Bisnis.com, JAKARTA - Pemerintah masih melakukan kajian skema penyaluran subsidi untuk gas berukuran 3 kilogram tanpa harus mengorbankan masyarakat ke depannya.
Keberhasilan konversi minyak tanah ke gas minyak cair atau liquified petroleum gas (LPG) ternyata memberikan pekerjaan rumah baru. Pasokan LPG yang harus didatangkan dari luar negeri, menyebabkan bertambahnya impor minyak dan gas bumi.
Dalam paparannya pada acara diskusi Perubahan Skema Subsidi LPG 3 Kg & Peluang Memaksimalkan Bauran Energi yang diadakan Bisnis Indonesia, Direktur Perencanaan dan Pembangunan Infrastruktur Migas Alimuddin Baso menjelaskan bahwa subsidi pemerintah untuk LPG 3 kg terus meningkat tiap tahunnya.
Dia mengungkapkan, bahwa pada 2019, pemerintah menggelontorkan subsidi senilai Rp42,27 triliun dari total pagu anggaran pada tahun lalu senilai Rp75,22 triliun.
Sementara itu, dari sisi volume, pada tahun lalu volume gas LPG tercatat sebanyak 6,84 juta metrik ton, meningkat 4,8% dibandingkan dengan realisasi 2018 6,53 juta metrik ton.
Kendati demikian, Alimuddin menegaskan bahwa pemerintah tidak akan mencabut subsidi LPG 3 kg.
Baca Juga
“Tidak akan ada pengalihan subsidi yang menyebabkan kenaikkan harga, oleh karena itu LPG 3 kg tetap ada,” katanya.

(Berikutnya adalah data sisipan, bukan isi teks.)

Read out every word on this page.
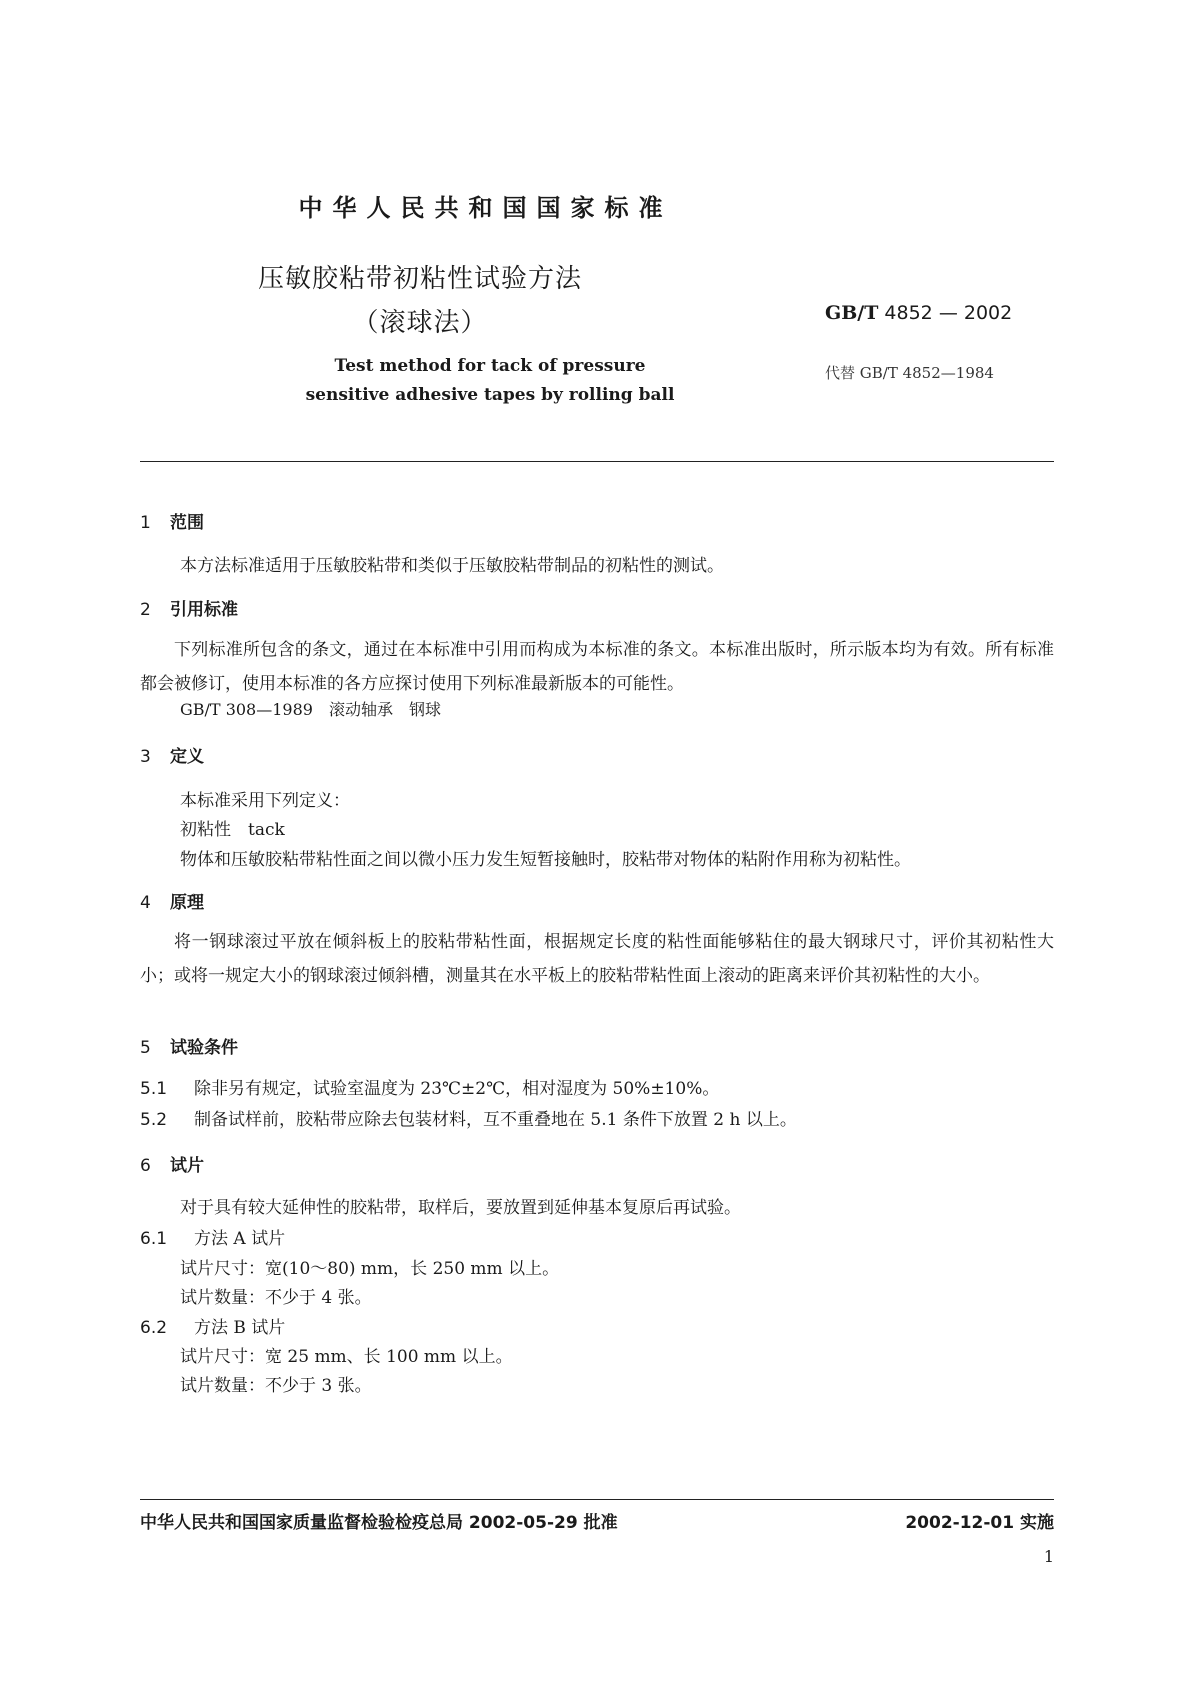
中华人民共和国国家标准
压敏胶粘带初粘性试验方法
（滚球法）
Test method for tack of pressure
sensitive adhesive tapes by rolling ball
GB/T 4852 — 2002
代替 GB/T 4852—1984
1 范围
本方法标准适用于压敏胶粘带和类似于压敏胶粘带制品的初粘性的测试。
2 引用标准
下列标准所包含的条文，通过在本标准中引用而构成为本标准的条文。本标准出版时，所示版本均为有效。所有标准都会被修订，使用本标准的各方应探讨使用下列标准最新版本的可能性。
GB/T 308—1989　滚动轴承　钢球
3 定义
本标准采用下列定义：
初粘性　tack
物体和压敏胶粘带粘性面之间以微小压力发生短暂接触时，胶粘带对物体的粘附作用称为初粘性。
4 原理
将一钢球滚过平放在倾斜板上的胶粘带粘性面，根据规定长度的粘性面能够粘住的最大钢球尺寸，评价其初粘性大小；或将一规定大小的钢球滚过倾斜槽，测量其在水平板上的胶粘带粘性面上滚动的距离来评价其初粘性的大小。
5 试验条件
5.1 除非另有规定，试验室温度为 23℃±2℃，相对湿度为 50%±10%。
5.2 制备试样前，胶粘带应除去包装材料，互不重叠地在 5.1 条件下放置 2 h 以上。
6 试片
对于具有较大延伸性的胶粘带，取样后，要放置到延伸基本复原后再试验。
6.1 方法 A 试片
试片尺寸：宽(10～80) mm，长 250 mm 以上。
试片数量：不少于 4 张。
6.2 方法 B 试片
试片尺寸：宽 25 mm、长 100 mm 以上。
试片数量：不少于 3 张。
中华人民共和国国家质量监督检验检疫总局 2002-05-29 批准	2002-12-01 实施
1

Ke depannya, pemerintah tengah mengkaji beberapa opsi sebagai jalan tengah tingginya subsidi LPG 3 kg. Dia mengatakan bahwa pemerintah akan mengkaji pendistribusian LPG 3 kg agar bisa lebih tepat sasaran kepada masyarakat.

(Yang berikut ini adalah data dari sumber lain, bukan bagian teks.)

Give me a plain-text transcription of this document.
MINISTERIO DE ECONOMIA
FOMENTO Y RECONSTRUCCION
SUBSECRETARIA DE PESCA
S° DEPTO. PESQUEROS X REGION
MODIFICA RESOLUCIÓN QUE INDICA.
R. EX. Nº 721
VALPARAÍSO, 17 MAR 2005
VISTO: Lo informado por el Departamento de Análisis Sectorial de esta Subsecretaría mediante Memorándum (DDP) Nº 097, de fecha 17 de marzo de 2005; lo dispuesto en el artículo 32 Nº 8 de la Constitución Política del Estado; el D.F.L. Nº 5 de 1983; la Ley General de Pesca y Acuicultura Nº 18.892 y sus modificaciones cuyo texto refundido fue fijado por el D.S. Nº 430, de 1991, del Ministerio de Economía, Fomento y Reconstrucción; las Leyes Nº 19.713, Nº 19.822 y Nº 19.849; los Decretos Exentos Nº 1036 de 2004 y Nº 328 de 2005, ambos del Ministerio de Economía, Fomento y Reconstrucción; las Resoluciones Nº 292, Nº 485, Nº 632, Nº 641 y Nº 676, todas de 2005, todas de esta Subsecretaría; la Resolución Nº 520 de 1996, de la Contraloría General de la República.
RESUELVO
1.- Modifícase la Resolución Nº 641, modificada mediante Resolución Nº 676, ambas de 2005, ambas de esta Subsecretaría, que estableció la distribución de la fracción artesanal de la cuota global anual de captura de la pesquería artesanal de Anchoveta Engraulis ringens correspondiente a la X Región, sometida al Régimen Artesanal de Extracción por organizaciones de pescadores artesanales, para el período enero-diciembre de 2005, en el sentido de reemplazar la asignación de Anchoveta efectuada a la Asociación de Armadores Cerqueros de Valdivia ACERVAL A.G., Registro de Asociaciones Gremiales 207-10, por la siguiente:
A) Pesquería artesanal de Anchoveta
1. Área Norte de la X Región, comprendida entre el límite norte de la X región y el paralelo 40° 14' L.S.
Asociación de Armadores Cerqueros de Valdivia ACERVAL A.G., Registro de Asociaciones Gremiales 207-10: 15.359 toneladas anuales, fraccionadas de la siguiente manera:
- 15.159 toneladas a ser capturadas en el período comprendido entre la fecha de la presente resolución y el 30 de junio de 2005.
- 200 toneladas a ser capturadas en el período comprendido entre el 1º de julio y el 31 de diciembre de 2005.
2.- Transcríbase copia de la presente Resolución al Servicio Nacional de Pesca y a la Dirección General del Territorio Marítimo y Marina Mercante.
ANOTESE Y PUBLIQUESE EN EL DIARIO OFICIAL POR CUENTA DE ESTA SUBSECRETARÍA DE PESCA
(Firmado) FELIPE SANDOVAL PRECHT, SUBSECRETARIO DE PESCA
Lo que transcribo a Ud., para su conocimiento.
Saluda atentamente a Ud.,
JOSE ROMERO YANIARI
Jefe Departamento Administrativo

Selain itu, pemerintah akan terus menggenjot penyebaran jaringan gas (jargas) sebagai subtitusi konsumsi LPG 3 kg.
“Saya ingin sampaikan 2020 kami sudah rencanakan 266.000 dengan 70 sambungan,” jelasnya.
Sementara itu, Anggota Komisi VII DPR RI Kardaya Warnika menilai penggunaan jargas dapat menjadi solusi untuk menekan beban subsidi LPG 3 kg.

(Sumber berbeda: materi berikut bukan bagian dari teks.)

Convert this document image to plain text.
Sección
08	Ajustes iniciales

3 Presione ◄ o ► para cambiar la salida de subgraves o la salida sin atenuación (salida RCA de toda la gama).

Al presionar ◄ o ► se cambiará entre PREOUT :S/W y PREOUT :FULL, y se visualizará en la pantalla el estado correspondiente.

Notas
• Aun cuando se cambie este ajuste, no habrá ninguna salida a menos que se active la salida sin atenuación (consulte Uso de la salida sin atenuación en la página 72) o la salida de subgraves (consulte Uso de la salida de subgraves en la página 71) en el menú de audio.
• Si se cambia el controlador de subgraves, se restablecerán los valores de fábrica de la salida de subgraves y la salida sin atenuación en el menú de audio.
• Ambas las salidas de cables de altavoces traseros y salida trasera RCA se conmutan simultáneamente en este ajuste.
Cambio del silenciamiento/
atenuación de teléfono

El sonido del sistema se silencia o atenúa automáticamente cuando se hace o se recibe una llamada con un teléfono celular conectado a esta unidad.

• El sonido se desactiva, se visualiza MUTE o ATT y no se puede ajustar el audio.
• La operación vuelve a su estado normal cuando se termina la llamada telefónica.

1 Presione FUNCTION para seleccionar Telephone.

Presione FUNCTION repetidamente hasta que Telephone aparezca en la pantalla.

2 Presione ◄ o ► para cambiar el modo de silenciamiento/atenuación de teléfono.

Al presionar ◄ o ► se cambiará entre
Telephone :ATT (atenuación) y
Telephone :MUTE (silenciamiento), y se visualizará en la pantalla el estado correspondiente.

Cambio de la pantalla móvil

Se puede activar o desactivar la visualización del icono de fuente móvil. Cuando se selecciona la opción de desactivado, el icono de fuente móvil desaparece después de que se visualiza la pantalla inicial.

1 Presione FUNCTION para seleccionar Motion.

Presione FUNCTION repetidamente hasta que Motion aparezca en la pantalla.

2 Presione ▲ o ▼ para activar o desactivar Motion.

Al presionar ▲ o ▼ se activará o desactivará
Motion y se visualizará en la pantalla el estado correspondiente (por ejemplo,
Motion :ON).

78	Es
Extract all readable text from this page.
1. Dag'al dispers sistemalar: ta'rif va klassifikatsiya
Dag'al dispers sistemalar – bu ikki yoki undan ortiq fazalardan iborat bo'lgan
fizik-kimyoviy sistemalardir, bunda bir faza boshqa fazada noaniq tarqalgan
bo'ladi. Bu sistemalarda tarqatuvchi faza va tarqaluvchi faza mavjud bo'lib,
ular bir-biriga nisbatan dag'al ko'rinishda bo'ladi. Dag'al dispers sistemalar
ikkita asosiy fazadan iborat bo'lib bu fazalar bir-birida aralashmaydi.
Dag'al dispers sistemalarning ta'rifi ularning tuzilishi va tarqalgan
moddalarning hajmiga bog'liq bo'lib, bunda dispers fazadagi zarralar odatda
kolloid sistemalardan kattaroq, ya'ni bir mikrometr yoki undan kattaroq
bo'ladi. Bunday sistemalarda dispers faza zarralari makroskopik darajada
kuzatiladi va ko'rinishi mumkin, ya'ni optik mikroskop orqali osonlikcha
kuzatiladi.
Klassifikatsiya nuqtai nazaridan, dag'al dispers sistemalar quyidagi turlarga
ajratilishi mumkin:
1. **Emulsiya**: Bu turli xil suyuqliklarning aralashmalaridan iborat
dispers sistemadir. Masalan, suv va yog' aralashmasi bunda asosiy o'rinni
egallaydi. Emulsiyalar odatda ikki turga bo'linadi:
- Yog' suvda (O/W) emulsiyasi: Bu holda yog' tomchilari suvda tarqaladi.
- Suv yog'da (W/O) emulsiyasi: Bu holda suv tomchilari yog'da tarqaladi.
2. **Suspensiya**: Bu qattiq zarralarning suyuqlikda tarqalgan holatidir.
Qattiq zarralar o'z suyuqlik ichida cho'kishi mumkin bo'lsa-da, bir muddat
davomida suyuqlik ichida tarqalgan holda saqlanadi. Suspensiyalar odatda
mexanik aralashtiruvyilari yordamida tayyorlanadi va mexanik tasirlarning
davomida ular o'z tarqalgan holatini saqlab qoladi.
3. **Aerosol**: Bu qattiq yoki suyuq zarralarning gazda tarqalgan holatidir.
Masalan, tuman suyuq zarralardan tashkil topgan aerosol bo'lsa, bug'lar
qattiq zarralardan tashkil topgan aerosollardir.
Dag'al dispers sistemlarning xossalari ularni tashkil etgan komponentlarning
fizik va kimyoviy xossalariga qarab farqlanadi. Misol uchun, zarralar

Dalam implementasinya di beberapa negara Eropa yang sudah menerapkan hal tersebut, ketersediaan dan pasokan gas bukan menjadi masalah yang besar untuk mengaplikasikan jargas untuk kebutuhan rumah tangga.
“Beberapa negara yang tidak memiliki pasokan gas sama sekali bisa menerapkan jargas,” terangnya.
Di lain pihak, Pengamat Energi dari Universitas Gadjah Mada Fahmy Radhi menuturkan, sebagai solusi jangka pendek, pemerintah sebaiknya merubah sistem distribusi LPG 3 kg menjadi subsidi tertutup.
Menurutnya, hal itu agar subsidi yang diberikan benar-benar sampai kepada pihak yang berhak.
Sementara untuk solusi jangka panjang, Fahmy menilai keterlibatan badan usaha yang lebih banyak dapat menggenjot investasi infrastruktur jargas.
“Jargas bisa menjadi solusi karena cost per unitnya lebih murah dibandingkan dengan gas 3 kg,” terangnya.